Pweave is a scientific report generator and a literate programming tool for Python. It can capture the results and plots from data analysis and works well with numpy, scipy and matplotlib.

Max Masnick gives a detailed set up example.

9 Weave.jl

The Julia twin to PWeave or knitr is weave.jl See also Literate.jl. It looks similar.

The code chunk wil be run with default options and the output captured.
<<>>==
using Gadfly
x = linspace(0, 2* pi)
println(x)
plot(x = x, y = sin(x)
@

Or you could use RMarkdown/knitr in julia mode. It’s not yet clear to me how graphing works in that case. Changcheng Li claims: “easily”.

10 Tangle

Tangle did well here but appears to be little-maintained. Perhaps this is because these things are hard.

11 Stencila

TBD: stencila is a GUI for reproducible research, which essentiall is a GUI for knitr, like jupyter but for statisticians rather than computer scientists. It is best understood via an example, or the announcement.

Hosted. USD39/month.

12 knitr/RMarkdown

See knitr/RMarkdown.

13 MATLAB

14 Editor/IDE support

Miscellaneous preview support scripts are given in the knitr documentation.

14.1 VS Code

Many.
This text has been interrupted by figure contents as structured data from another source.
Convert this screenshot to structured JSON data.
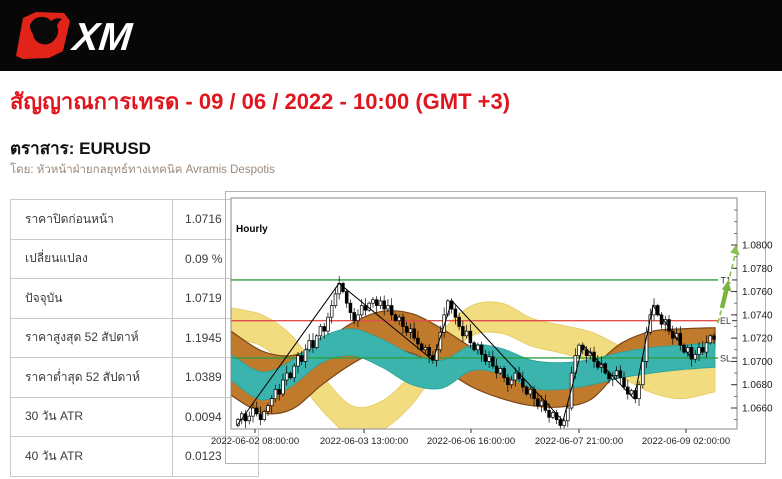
{
  "header": {
    "brand": "XM",
    "bar_color": "#070707",
    "logo_red": "#e2231a"
  },
  "signal": {
    "title": "สัญญาณการเทรด - 09 / 06 / 2022 - 10:00 (GMT +3)",
    "title_color": "#e0161f",
    "instrument_label": "ตราสาร: EURUSD",
    "byline": "โดย: หัวหน้าฝ่ายกลยุทธ์ทางเทคนิค Avramis Despotis"
  },
  "stats_table": {
    "rows": [
      {
        "label": "ราคาปิดก่อนหน้า",
        "value": "1.0716"
      },
      {
        "label": "เปลี่ยนแปลง",
        "value": "0.09 %"
      },
      {
        "label": "ปัจจุบัน",
        "value": "1.0719"
      },
      {
        "label": "ราคาสูงสุด 52 สัปดาห์",
        "value": "1.1945"
      },
      {
        "label": "ราคาต่ำสุด 52 สัปดาห์",
        "value": "1.0389"
      },
      {
        "label": "30 วัน ATR",
        "value": "0.0094"
      },
      {
        "label": "40 วัน ATR",
        "value": "0.0123"
      }
    ]
  },
  "chart_data": {
    "type": "candlestick",
    "instrument": "EURUSD",
    "timeframe_label": "Hourly",
    "current_price": 1.0719,
    "x_axis_labels": [
      "2022-06-02 08:00:00",
      "2022-06-03 13:00:00",
      "2022-06-06 16:00:00",
      "2022-06-07 21:00:00",
      "2022-06-09 02:00:00"
    ],
    "y_axis_labels": [
      {
        "text": "1.0800",
        "price": 1.08
      },
      {
        "text": "1.0780",
        "price": 1.078
      },
      {
        "text": "1.0760",
        "price": 1.076
      },
      {
        "text": "1.0740",
        "price": 1.074
      },
      {
        "text": "1.0720",
        "price": 1.072
      },
      {
        "text": "1.0700",
        "price": 1.07
      },
      {
        "text": "1.0680",
        "price": 1.068
      },
      {
        "text": "1.0660",
        "price": 1.066
      }
    ],
    "levels": [
      {
        "name": "T1",
        "price": 1.077,
        "color": "#2f9e41"
      },
      {
        "name": "EL",
        "price": 1.0735,
        "color": "#e0504a"
      },
      {
        "name": "SL",
        "price": 1.0703,
        "color": "#2f9e41"
      }
    ],
    "signal_arrow": {
      "from_price": 1.0733,
      "to_price": 1.0798,
      "style": "dashed",
      "color": "#8bbf4f",
      "fat_color": "#7cb342"
    },
    "zigzag": [
      [
        12,
        1.0645
      ],
      [
        114,
        1.0767
      ],
      [
        208,
        1.0701
      ],
      [
        227,
        1.0752
      ],
      [
        338,
        1.0649
      ],
      [
        358,
        1.0714
      ],
      [
        409,
        1.0668
      ],
      [
        428,
        1.0748
      ],
      [
        467,
        1.0702
      ]
    ],
    "bands": {
      "xs": [
        6,
        37,
        67,
        97,
        127,
        157,
        187,
        217,
        247,
        277,
        307,
        337,
        367,
        397,
        427,
        457,
        490
      ],
      "yellow": {
        "fill": "#f2dc80",
        "stroke": "#e6c95f",
        "top": [
          1.0746,
          1.074,
          1.0722,
          1.0688,
          1.0662,
          1.0666,
          1.069,
          1.0726,
          1.0748,
          1.075,
          1.0737,
          1.0731,
          1.0725,
          1.0712,
          1.0697,
          1.0692,
          1.0698
        ],
        "bottom": [
          1.072,
          1.0713,
          1.069,
          1.0658,
          1.0636,
          1.0641,
          1.0663,
          1.0698,
          1.0722,
          1.0724,
          1.0713,
          1.0707,
          1.0699,
          1.0686,
          1.0673,
          1.0668,
          1.0674
        ]
      },
      "brown": {
        "fill": "#c07a2c",
        "stroke": "#7b4617",
        "top": [
          1.0726,
          1.0709,
          1.0705,
          1.0716,
          1.0733,
          1.0743,
          1.0741,
          1.0728,
          1.0712,
          1.07,
          1.0692,
          1.069,
          1.0696,
          1.0716,
          1.0726,
          1.0728,
          1.0729
        ],
        "bottom": [
          1.0671,
          1.0656,
          1.0659,
          1.068,
          1.0698,
          1.071,
          1.0707,
          1.0694,
          1.0678,
          1.0668,
          1.0662,
          1.0661,
          1.0668,
          1.0694,
          1.0706,
          1.071,
          1.0712
        ]
      },
      "teal": {
        "fill": "#3cb4ae",
        "stroke": "#2aa09a",
        "top": [
          1.0706,
          1.0691,
          1.0701,
          1.0721,
          1.0728,
          1.0719,
          1.0706,
          1.0701,
          1.0714,
          1.0711,
          1.0701,
          1.0699,
          1.0702,
          1.0708,
          1.0712,
          1.0714,
          1.0716
        ],
        "bottom": [
          1.0684,
          1.0667,
          1.0679,
          1.0699,
          1.0705,
          1.0695,
          1.068,
          1.0677,
          1.0692,
          1.0689,
          1.0677,
          1.0676,
          1.068,
          1.0686,
          1.069,
          1.0693,
          1.0695
        ]
      }
    },
    "closes": [
      1.065,
      1.0655,
      1.0649,
      1.0653,
      1.066,
      1.0655,
      1.065,
      1.0657,
      1.0662,
      1.0668,
      1.0676,
      1.0672,
      1.0684,
      1.069,
      1.0686,
      1.0696,
      1.0705,
      1.07,
      1.071,
      1.0718,
      1.0712,
      1.0722,
      1.073,
      1.0726,
      1.0738,
      1.0748,
      1.0758,
      1.0767,
      1.076,
      1.075,
      1.0742,
      1.0735,
      1.074,
      1.0748,
      1.0744,
      1.075,
      1.0753,
      1.0748,
      1.0752,
      1.0745,
      1.0748,
      1.074,
      1.0735,
      1.0738,
      1.073,
      1.0725,
      1.0728,
      1.072,
      1.0715,
      1.071,
      1.0712,
      1.0705,
      1.0701,
      1.071,
      1.0725,
      1.074,
      1.0752,
      1.0745,
      1.0738,
      1.073,
      1.0722,
      1.0726,
      1.0716,
      1.071,
      1.0714,
      1.0706,
      1.07,
      1.0704,
      1.0696,
      1.069,
      1.0694,
      1.0686,
      1.068,
      1.0684,
      1.069,
      1.0685,
      1.0678,
      1.0672,
      1.0676,
      1.0668,
      1.0662,
      1.0666,
      1.0658,
      1.0652,
      1.0656,
      1.065,
      1.0645,
      1.0649,
      1.066,
      1.069,
      1.0705,
      1.0714,
      1.071,
      1.0705,
      1.0708,
      1.07,
      1.0695,
      1.0698,
      1.069,
      1.0685,
      1.0688,
      1.0692,
      1.0686,
      1.0678,
      1.0672,
      1.0675,
      1.0668,
      1.068,
      1.07,
      1.0725,
      1.074,
      1.0748,
      1.074,
      1.0732,
      1.0736,
      1.0726,
      1.072,
      1.0724,
      1.0714,
      1.0708,
      1.0712,
      1.0702,
      1.0706,
      1.0712,
      1.0708,
      1.0716,
      1.0722,
      1.0719
    ]
  }
}
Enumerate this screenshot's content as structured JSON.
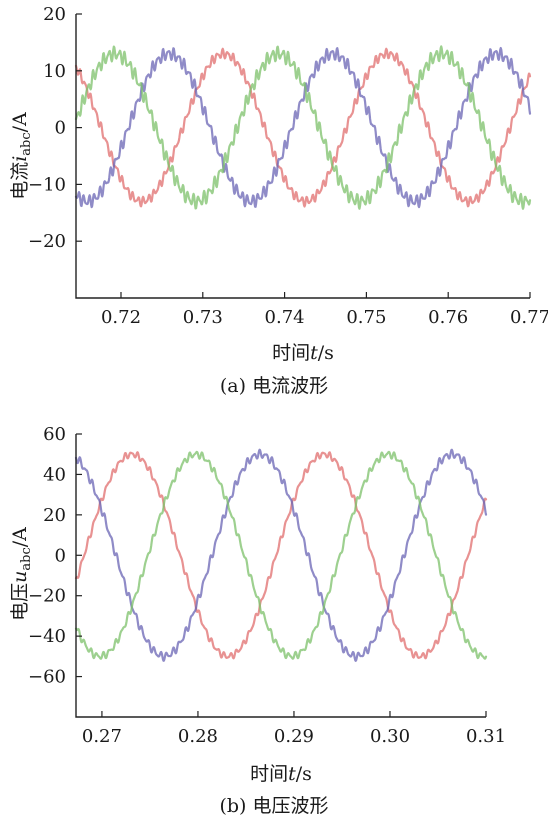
{
  "chart_data": [
    {
      "type": "line",
      "caption": "(a) 电流波形",
      "xlabel": "时间t/s",
      "ylabel": "电流i_abc/A",
      "ylabel_parts": {
        "prefix": "电流",
        "var": "i",
        "sub": "abc",
        "unit": "/A"
      },
      "xlabel_parts": {
        "prefix": "时间",
        "var": "t",
        "unit": "/s"
      },
      "xlim": [
        0.7145,
        0.77
      ],
      "ylim": [
        -30,
        20
      ],
      "xticks": [
        0.72,
        0.73,
        0.74,
        0.75,
        0.76,
        0.77
      ],
      "xtick_labels": [
        "0.72",
        "0.73",
        "0.74",
        "0.75",
        "0.76",
        "0.77"
      ],
      "yticks": [
        20,
        10,
        0,
        -10,
        -20
      ],
      "ytick_labels": [
        "20",
        "10",
        "0",
        "−10",
        "−20"
      ],
      "grid": false,
      "series": [
        {
          "color": "#e06e6e",
          "amplitude": 13,
          "frequency_hz": 50,
          "phase_deg_at_start": 125,
          "ripple": 0.6
        },
        {
          "color": "#6a64b4",
          "amplitude": 13,
          "frequency_hz": 50,
          "phase_deg_at_start": 245,
          "ripple": 0.8
        },
        {
          "color": "#7cc06a",
          "amplitude": 13,
          "frequency_hz": 50,
          "phase_deg_at_start": 5,
          "ripple": 0.9
        }
      ]
    },
    {
      "type": "line",
      "caption": "(b) 电压波形",
      "xlabel": "时间t/s",
      "ylabel": "电压u_abc/A",
      "ylabel_parts": {
        "prefix": "电压",
        "var": "u",
        "sub": "abc",
        "unit": "/A"
      },
      "xlabel_parts": {
        "prefix": "时间",
        "var": "t",
        "unit": "/s"
      },
      "xlim": [
        0.2673,
        0.31
      ],
      "ylim": [
        -80,
        60
      ],
      "xticks": [
        0.27,
        0.28,
        0.29,
        0.3,
        0.31
      ],
      "xtick_labels": [
        "0.27",
        "0.28",
        "0.29",
        "0.30",
        "0.31"
      ],
      "yticks": [
        60,
        40,
        20,
        0,
        -20,
        -40,
        -60
      ],
      "ytick_labels": [
        "60",
        "40",
        "20",
        "0",
        "−20",
        "−40",
        "−60"
      ],
      "grid": false,
      "series": [
        {
          "color": "#e06e6e",
          "amplitude": 50,
          "frequency_hz": 50,
          "phase_deg_at_start": 345,
          "ripple": 1.2
        },
        {
          "color": "#6a64b4",
          "amplitude": 50,
          "frequency_hz": 50,
          "phase_deg_at_start": 105,
          "ripple": 1.5
        },
        {
          "color": "#7cc06a",
          "amplitude": 50,
          "frequency_hz": 50,
          "phase_deg_at_start": 225,
          "ripple": 1.3
        }
      ]
    }
  ]
}
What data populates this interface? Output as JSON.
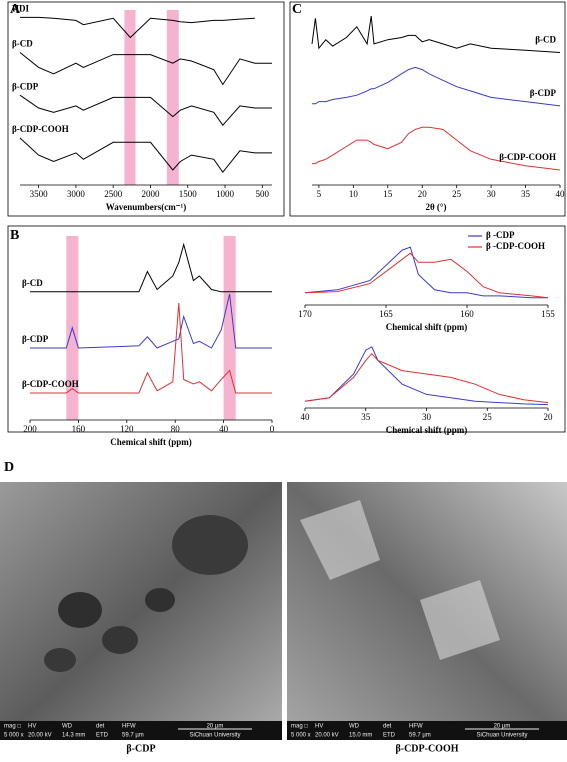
{
  "chart_data": [
    {
      "type": "line",
      "label": "A",
      "xlabel": "Wavenumbers(cm⁻¹)",
      "x": [
        3750,
        3500,
        3300,
        3000,
        2900,
        2500,
        2270,
        2000,
        1700,
        1600,
        1450,
        1150,
        1030,
        800,
        600,
        370
      ],
      "xlim": [
        3750,
        370
      ],
      "xticks": [
        3500,
        3000,
        2500,
        2000,
        1500,
        1000,
        500
      ],
      "ylim": [
        0,
        4
      ],
      "highlights": [
        [
          2350,
          2200
        ],
        [
          1780,
          1620
        ]
      ],
      "series": [
        {
          "name": "HDI",
          "color": "#000000",
          "values": [
            3.92,
            3.92,
            3.9,
            3.85,
            3.75,
            3.9,
            3.45,
            3.9,
            3.85,
            3.82,
            3.8,
            3.85,
            3.85,
            3.88,
            3.9,
            null
          ]
        },
        {
          "name": "β-CD",
          "color": "#000000",
          "values": [
            3.1,
            2.75,
            2.6,
            2.85,
            2.75,
            3.05,
            3.05,
            3.05,
            2.85,
            2.95,
            2.9,
            2.7,
            2.35,
            2.95,
            2.85,
            2.85
          ]
        },
        {
          "name": "β-CDP",
          "color": "#000000",
          "values": [
            2.1,
            1.8,
            1.7,
            1.85,
            1.75,
            2.05,
            2.05,
            2.05,
            1.6,
            1.75,
            1.85,
            1.7,
            1.4,
            1.85,
            1.8,
            1.8
          ]
        },
        {
          "name": "β-CDP-COOH",
          "color": "#000000",
          "values": [
            1.1,
            0.7,
            0.55,
            0.75,
            0.6,
            1.0,
            1.0,
            1.0,
            0.35,
            0.55,
            0.7,
            0.6,
            0.3,
            0.8,
            0.75,
            0.75
          ]
        }
      ]
    },
    {
      "type": "line",
      "label": "C",
      "xlabel": "2θ (°)",
      "x": [
        4,
        4.5,
        5,
        6,
        7,
        9,
        10.5,
        12,
        12.6,
        13,
        15,
        17,
        18,
        19,
        20,
        21,
        23,
        25,
        27,
        30,
        35,
        40
      ],
      "xlim": [
        4,
        40
      ],
      "xticks": [
        5,
        10,
        15,
        20,
        25,
        30,
        35,
        40
      ],
      "ylim": [
        0,
        4
      ],
      "series": [
        {
          "name": "β-CD",
          "color": "#000000",
          "values": [
            3.3,
            3.9,
            3.2,
            3.4,
            3.25,
            3.45,
            3.7,
            3.3,
            3.95,
            3.3,
            3.4,
            3.45,
            3.5,
            3.5,
            3.35,
            3.4,
            3.3,
            3.2,
            3.3,
            3.2,
            3.15,
            3.1
          ]
        },
        {
          "name": "β-CDP",
          "color": "#3a3ad0",
          "values": [
            1.9,
            1.9,
            1.95,
            1.95,
            2.0,
            2.05,
            2.1,
            2.2,
            2.25,
            2.25,
            2.4,
            2.6,
            2.7,
            2.75,
            2.7,
            2.6,
            2.45,
            2.3,
            2.2,
            2.05,
            1.95,
            1.85
          ]
        },
        {
          "name": "β-CDP-COOH",
          "color": "#e03030",
          "values": [
            0.5,
            0.5,
            0.55,
            0.6,
            0.7,
            0.9,
            1.05,
            1.05,
            1.0,
            0.95,
            0.85,
            1.0,
            1.2,
            1.3,
            1.35,
            1.35,
            1.3,
            1.05,
            0.8,
            0.6,
            0.45,
            0.35
          ]
        }
      ]
    },
    {
      "type": "line",
      "label": "B",
      "xlabel": "Chemical shift (ppm)",
      "x": [
        200,
        170,
        165,
        160,
        110,
        103,
        95,
        82,
        77,
        73,
        65,
        60,
        50,
        42,
        35,
        30,
        0
      ],
      "xlim": [
        200,
        0
      ],
      "xticks": [
        200,
        160,
        120,
        80,
        40,
        0
      ],
      "ylim": [
        0,
        4
      ],
      "highlights": [
        [
          170,
          160
        ],
        [
          40,
          30
        ]
      ],
      "series": [
        {
          "name": "β-CD",
          "color": "#000000",
          "values": [
            2.85,
            2.85,
            2.85,
            2.85,
            2.85,
            3.3,
            2.9,
            3.2,
            3.5,
            3.9,
            3.1,
            3.2,
            2.9,
            2.85,
            2.85,
            2.85,
            2.85
          ]
        },
        {
          "name": "β-CDP",
          "color": "#3a3ad0",
          "values": [
            1.6,
            1.6,
            2.05,
            1.6,
            1.65,
            1.85,
            1.6,
            1.75,
            1.8,
            2.3,
            1.7,
            1.75,
            1.6,
            2.0,
            2.8,
            1.6,
            1.6
          ]
        },
        {
          "name": "β-CDP-COOH",
          "color": "#e03030",
          "values": [
            0.6,
            0.6,
            0.7,
            0.6,
            0.6,
            1.05,
            0.65,
            0.85,
            2.6,
            0.9,
            0.8,
            0.85,
            0.65,
            0.9,
            1.1,
            0.6,
            0.6
          ]
        }
      ]
    },
    {
      "type": "line",
      "xlabel": "Chemical shift (ppm)",
      "x": [
        170,
        168,
        166,
        164,
        163.5,
        163,
        162,
        161,
        160,
        159,
        158,
        156,
        155
      ],
      "xlim": [
        170,
        155
      ],
      "xticks": [
        170,
        165,
        160,
        155
      ],
      "ylim": [
        0,
        1
      ],
      "series": [
        {
          "name": "β -CDP",
          "color": "#3a3ad0",
          "values": [
            0.2,
            0.25,
            0.4,
            0.9,
            0.95,
            0.5,
            0.25,
            0.2,
            0.2,
            0.15,
            0.15,
            0.12,
            0.12
          ]
        },
        {
          "name": "β -CDP-COOH",
          "color": "#e03030",
          "values": [
            0.2,
            0.22,
            0.35,
            0.75,
            0.85,
            0.7,
            0.7,
            0.75,
            0.55,
            0.3,
            0.2,
            0.15,
            0.12
          ]
        }
      ]
    },
    {
      "type": "line",
      "xlabel": "Chemical shift (ppm)",
      "x": [
        40,
        38,
        36,
        35,
        34.5,
        34,
        32,
        30,
        28,
        26,
        24,
        22,
        20
      ],
      "xlim": [
        40,
        20
      ],
      "xticks": [
        40,
        35,
        30,
        25,
        20
      ],
      "ylim": [
        0,
        1
      ],
      "series": [
        {
          "color": "#3a3ad0",
          "values": [
            0.1,
            0.15,
            0.5,
            0.85,
            0.9,
            0.7,
            0.35,
            0.2,
            0.15,
            0.1,
            0.08,
            0.06,
            0.05
          ]
        },
        {
          "color": "#e03030",
          "values": [
            0.1,
            0.15,
            0.45,
            0.7,
            0.8,
            0.7,
            0.55,
            0.5,
            0.45,
            0.35,
            0.2,
            0.12,
            0.08
          ]
        }
      ]
    }
  ],
  "figure": {
    "panel_d": {
      "label": "D",
      "images": [
        {
          "caption": "β-CDP",
          "bar_head": [
            "mag □",
            "HV",
            "WD",
            "det",
            "HFW",
            "20 µm"
          ],
          "bar_vals": [
            "5 000 x",
            "20.00 kV",
            "14.3 mm",
            "ETD",
            "59.7 µm",
            "SiChuan University"
          ]
        },
        {
          "caption": "β-CDP-COOH",
          "bar_head": [
            "mag □",
            "HV",
            "WD",
            "det",
            "HFW",
            "20 µm"
          ],
          "bar_vals": [
            "5 000 x",
            "20.00 kV",
            "15.0 mm",
            "ETD",
            "59.7 µm",
            "SiChuan University"
          ]
        }
      ]
    }
  }
}
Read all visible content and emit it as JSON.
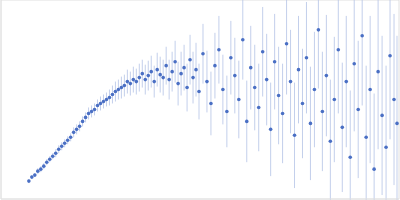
{
  "chart_data": {
    "type": "scatter",
    "x": [
      28,
      31,
      34,
      37,
      40,
      43,
      46,
      49,
      52,
      55,
      58,
      61,
      64,
      67,
      70,
      73,
      76,
      79,
      82,
      85,
      88,
      91,
      94,
      97,
      100,
      103,
      106,
      109,
      112,
      115,
      118,
      121,
      124,
      127,
      130,
      133,
      136,
      139,
      142,
      145,
      148,
      151,
      154,
      157,
      160,
      163,
      166,
      169,
      172,
      175,
      178,
      181,
      184,
      187,
      190,
      193,
      196,
      199,
      203,
      207,
      211,
      215,
      219,
      223,
      227,
      231,
      235,
      239,
      243,
      247,
      251,
      255,
      259,
      263,
      267,
      271,
      275,
      279,
      283,
      287,
      291,
      295,
      299,
      303,
      307,
      311,
      315,
      319,
      323,
      327,
      331,
      335,
      339,
      343,
      347,
      351,
      355,
      359,
      363,
      367,
      371,
      375,
      379,
      383,
      387,
      391,
      395,
      398
    ],
    "values": [
      18,
      22,
      24,
      28,
      30,
      33,
      37,
      40,
      43,
      46,
      50,
      53,
      56,
      59,
      62,
      67,
      70,
      73,
      78,
      82,
      86,
      88,
      90,
      94,
      96,
      98,
      100,
      102,
      105,
      108,
      110,
      112,
      114,
      118,
      116,
      120,
      118,
      122,
      126,
      120,
      124,
      128,
      118,
      130,
      125,
      122,
      134,
      120,
      128,
      138,
      116,
      126,
      132,
      112,
      140,
      122,
      130,
      108,
      146,
      118,
      96,
      134,
      150,
      110,
      88,
      142,
      124,
      100,
      160,
      78,
      132,
      112,
      92,
      148,
      120,
      70,
      138,
      104,
      86,
      156,
      118,
      64,
      130,
      96,
      142,
      76,
      110,
      170,
      88,
      124,
      58,
      100,
      150,
      72,
      118,
      42,
      136,
      90,
      164,
      62,
      110,
      30,
      128,
      84,
      52,
      144,
      100,
      76
    ],
    "errors": [
      2,
      2,
      2,
      3,
      3,
      3,
      3,
      3,
      3,
      4,
      4,
      4,
      4,
      4,
      4,
      5,
      5,
      5,
      5,
      5,
      6,
      6,
      6,
      6,
      7,
      7,
      7,
      8,
      9,
      10,
      10,
      11,
      11,
      12,
      12,
      13,
      13,
      14,
      14,
      15,
      15,
      16,
      16,
      17,
      18,
      18,
      19,
      20,
      20,
      21,
      22,
      22,
      23,
      24,
      25,
      26,
      27,
      28,
      30,
      31,
      32,
      33,
      34,
      35,
      36,
      37,
      38,
      39,
      40,
      41,
      42,
      43,
      44,
      45,
      46,
      47,
      48,
      49,
      50,
      51,
      52,
      53,
      54,
      55,
      56,
      57,
      58,
      59,
      60,
      61,
      62,
      63,
      64,
      65,
      66,
      67,
      68,
      69,
      70,
      72,
      74,
      76,
      78,
      80,
      82,
      84,
      86,
      88
    ],
    "color": "#4a6fc4",
    "xlim": [
      0,
      400
    ],
    "ylim": [
      0,
      200
    ],
    "xticks": [
      115
    ],
    "yticks": [
      100
    ],
    "grid": true,
    "tick_labels": false,
    "marker": "circle"
  }
}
TBD.

14.2 Atom

Atom supports a number of literate programming tools via language-weave — you might also want a full typesetting experience via the latex or atom-latex package, which can be made to support literate coding of plain LaTeX. AFAICS it uses Hydrogen to provide code preview.

Setting up a latex toolchain with a literate coding tool incorporated in atom-latex is not too bad. E.g. one for knitr:

{
    "root": "path/to/my/file.Rnw",
    "toolchain": "Rscript -e \"library(knitr); knit('%DOC.%EXT')\" && latexmk -synctex=1 -interaction=nonstopmode -file-line-error -pdf -halt-on-error %DOC",
    "latex_ext": [".Rnw"]
}

It would probably also work for pweave or Weave.jl.

15 References

Granger, and Pérez. 2021. Jupyter: Thinking and Storytelling With Code and Data.” Computing in Science Engineering.
Jirotka, Lee, and Olson. 2013. Supporting Scientific Collaboration: Methods, Tools and Concepts.” Computer Supported Cooperative Work (CSCW).
Lau, Drosos, Markel, et al. 2020. The Design Space of Computational Notebooks: An Analysis of 60 Systems in Academia and Industry.” In 2020 IEEE Symposium on Visual Languages and Human-Centric Computing (VL/HCC).
Poore. 2019. Codebraid: Live Code in Pandoc Markdown.” Proceedings of the 18th Python in Science Conference.
Sokol, and Flach. 2021. You Only Write Thrice: Creating Documents, Computational Notebooks and Presentations From a Single Source.” In.